Glacier Bay National Park & Preserve
The marine wilderness of Glacier Bay National Park and Preserve provides opportunities for adventure, a living laboratory for observing the ebb and flow of glaciers, and a chance to study life as it returns in the wake of retreating ice. The park has snow-capped mountain ranges rising to over 15,000 feet, coastal beaches with protected coves, deep fjords, tidewater glaciers, coastal and estuarine waters, and freshwater lakes. These diverse land and seascapes host a mosaic of plant communities ranging from pioneer species in areas recently exposed by receding glaciers, to climax communities in older coastal and alpine ecosystems. Diverse habitats support a variety of marine and terrestrial wildlife, with opportunities for viewing and research that allow visitors to learn more about the natural world.
Seasonality / Weather
Glacier Bay National Park and Preserve is open year-round, but services in winter are extremely limited. The visitor center is open daily from late May to early September. Exhibits are open 24 hours. Information desk and Alaska Geographic bookstore are open daily 11 a.m. to 9 p.m.

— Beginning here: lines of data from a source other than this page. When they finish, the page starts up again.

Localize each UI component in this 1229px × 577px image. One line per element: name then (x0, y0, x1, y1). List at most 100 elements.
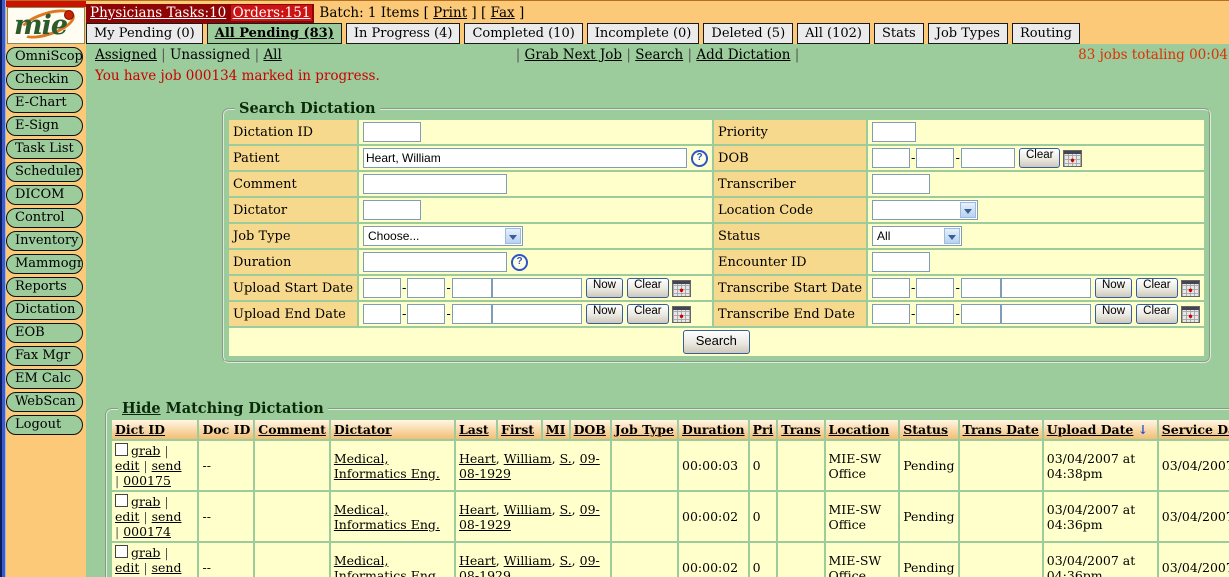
row-link-edit[interactable]: edit (115, 560, 139, 575)
sidebar-item-logout[interactable]: Logout (6, 415, 83, 435)
sidebar-item-reports[interactable]: Reports (6, 277, 83, 297)
upload-end-day[interactable] (407, 304, 445, 324)
patient-link[interactable]: Heart (459, 451, 496, 466)
row-link-edit[interactable]: edit (115, 458, 139, 473)
row-checkbox[interactable] (115, 545, 128, 558)
sidebar-item-task-list[interactable]: Task List (6, 139, 83, 159)
col-pri[interactable]: Pri (750, 420, 777, 439)
upload-start-now-button[interactable]: Now (586, 278, 623, 298)
sidebar-item-dictation[interactable]: Dictation (6, 300, 83, 320)
transcribe-start-now-button[interactable]: Now (1095, 278, 1132, 298)
status-select[interactable]: All (872, 226, 962, 246)
priority-field[interactable] (872, 122, 916, 142)
tab-all-pending-83[interactable]: All Pending (83) (207, 23, 342, 44)
physicians-tasks-link[interactable]: Physicians Tasks:10 (90, 5, 226, 21)
row-link-edit[interactable]: edit (115, 509, 139, 524)
row-checkbox[interactable] (115, 443, 128, 456)
upload-end-now-button[interactable]: Now (586, 304, 623, 324)
mie-logo[interactable]: mie (7, 7, 85, 44)
upload-start-day[interactable] (407, 278, 445, 298)
sidebar-item-webscan[interactable]: WebScan (6, 392, 83, 412)
upload-start-month[interactable] (363, 278, 401, 298)
dictator-link[interactable]: Medical, Informatics Eng. (334, 553, 440, 577)
col-dict-id[interactable]: Dict ID (112, 420, 197, 439)
dict-id-link[interactable]: 000175 (123, 473, 171, 488)
col-mi[interactable]: MI (543, 420, 569, 439)
sidebar-item-checkin[interactable]: Checkin (6, 70, 83, 90)
row-checkbox[interactable] (115, 494, 128, 507)
sidebar-item-em-calc[interactable]: EM Calc (6, 369, 83, 389)
patient-link[interactable]: S. (560, 502, 572, 517)
tab-all-102[interactable]: All (102) (797, 23, 870, 44)
encounter-id-field[interactable] (872, 252, 930, 272)
col-last[interactable]: Last (456, 420, 496, 439)
col-first[interactable]: First (498, 420, 541, 439)
col-dob[interactable]: DOB (571, 420, 610, 439)
tab-my-pending-0[interactable]: My Pending (0) (86, 23, 203, 44)
comment-field[interactable] (363, 174, 507, 194)
col-duration[interactable]: Duration (679, 420, 748, 439)
patient-link[interactable]: S. (560, 451, 572, 466)
sidebar-item-control[interactable]: Control (6, 208, 83, 228)
transcribe-end-day[interactable] (916, 304, 954, 324)
action-add-dictation[interactable]: Add Dictation (696, 47, 790, 63)
patient-link[interactable]: William (504, 502, 552, 517)
dob-day-field[interactable] (916, 148, 954, 168)
sidebar-item-inventory[interactable]: Inventory (6, 231, 83, 251)
dict-id-link[interactable]: 000174 (123, 524, 171, 539)
job-type-select[interactable]: Choose... (363, 226, 523, 246)
upload-end-year[interactable] (452, 304, 492, 324)
tab-stats[interactable]: Stats (874, 23, 924, 44)
row-link-send[interactable]: send (152, 509, 182, 524)
transcribe-end-year[interactable] (961, 304, 1001, 324)
patient-link[interactable]: Heart (459, 502, 496, 517)
col-status[interactable]: Status (900, 420, 957, 439)
transcribe-end-clear-button[interactable]: Clear (1136, 304, 1177, 324)
col-comment[interactable]: Comment (255, 420, 329, 439)
transcribe-end-time[interactable] (1001, 304, 1091, 324)
patient-link[interactable]: William (504, 451, 552, 466)
dictator-link[interactable]: Medical, Informatics Eng. (334, 502, 440, 532)
tab-completed-10[interactable]: Completed (10) (464, 23, 582, 44)
col-location[interactable]: Location (826, 420, 899, 439)
sidebar-item-mammogra[interactable]: Mammogra (6, 254, 83, 274)
col-trans[interactable]: Trans (778, 420, 823, 439)
upload-start-time[interactable] (492, 278, 582, 298)
dob-month-field[interactable] (872, 148, 910, 168)
col-dictator[interactable]: Dictator (331, 420, 454, 439)
transcriber-field[interactable] (872, 174, 930, 194)
patient-link[interactable]: S. (560, 553, 572, 568)
col-trans-date[interactable]: Trans Date (960, 420, 1042, 439)
calendar-icon[interactable] (672, 306, 691, 323)
print-link[interactable]: Print (433, 5, 467, 21)
calendar-icon[interactable] (672, 280, 691, 297)
calendar-icon[interactable] (1181, 306, 1200, 323)
transcribe-end-now-button[interactable]: Now (1095, 304, 1132, 324)
row-link-grab[interactable]: grab (131, 494, 160, 509)
sidebar-item-e-sign[interactable]: E-Sign (6, 116, 83, 136)
dictation-id-field[interactable] (363, 122, 421, 142)
hide-link[interactable]: Hide (122, 400, 161, 417)
search-button[interactable]: Search (683, 330, 750, 354)
transcribe-start-year[interactable] (961, 278, 1001, 298)
upload-end-time[interactable] (492, 304, 582, 324)
sidebar-item-dicom[interactable]: DICOM (6, 185, 83, 205)
transcribe-start-day[interactable] (916, 278, 954, 298)
transcribe-start-time[interactable] (1001, 278, 1091, 298)
dictator-link[interactable]: Medical, Informatics Eng. (334, 451, 440, 481)
col-upload-date[interactable]: Upload Date ↓ (1044, 420, 1157, 439)
patient-field[interactable] (363, 148, 687, 168)
upload-start-year[interactable] (452, 278, 492, 298)
dictator-field[interactable] (363, 200, 421, 220)
sidebar-item-eob[interactable]: EOB (6, 323, 83, 343)
tab-routing[interactable]: Routing (1012, 23, 1080, 44)
sidebar-item-fax-mgr[interactable]: Fax Mgr (6, 346, 83, 366)
transcribe-start-month[interactable] (872, 278, 910, 298)
action-search[interactable]: Search (635, 47, 683, 63)
row-link-send[interactable]: send (152, 560, 182, 575)
help-icon[interactable]: ? (691, 150, 708, 167)
upload-end-clear-button[interactable]: Clear (627, 304, 668, 324)
action-grab-next-job[interactable]: Grab Next Job (525, 47, 623, 63)
row-link-send[interactable]: send (152, 458, 182, 473)
patient-link[interactable]: William (504, 553, 552, 568)
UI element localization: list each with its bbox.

Glacier Bay National Park and Preserve lies west of Juneau, AK and can only be reached by plane or boat. The only road merely connects the small town of Gustavus and its airfield to park headquarters at Bartlett Cove (10 miles). Many visitors arrive in Glacier Bay as passengers on board cruise ships, tour boats, charter boats, and their own private vessels.
Taxis (upon request) and buses (limited schedule) run between Gustavus and Bartlett Cove.
During the summer months, the Alaska Marine Highway System Ferry LeConte stops in Gustavus twice weekly from Juneau. The ferry dock is located 9 miles from Glacier Bay park headquarters in Bartlett Cove. Check the AMHS website for schedules, times, and rates. If you are planning on bringing a vehicle, please be aware that vehicle based activities may be limited.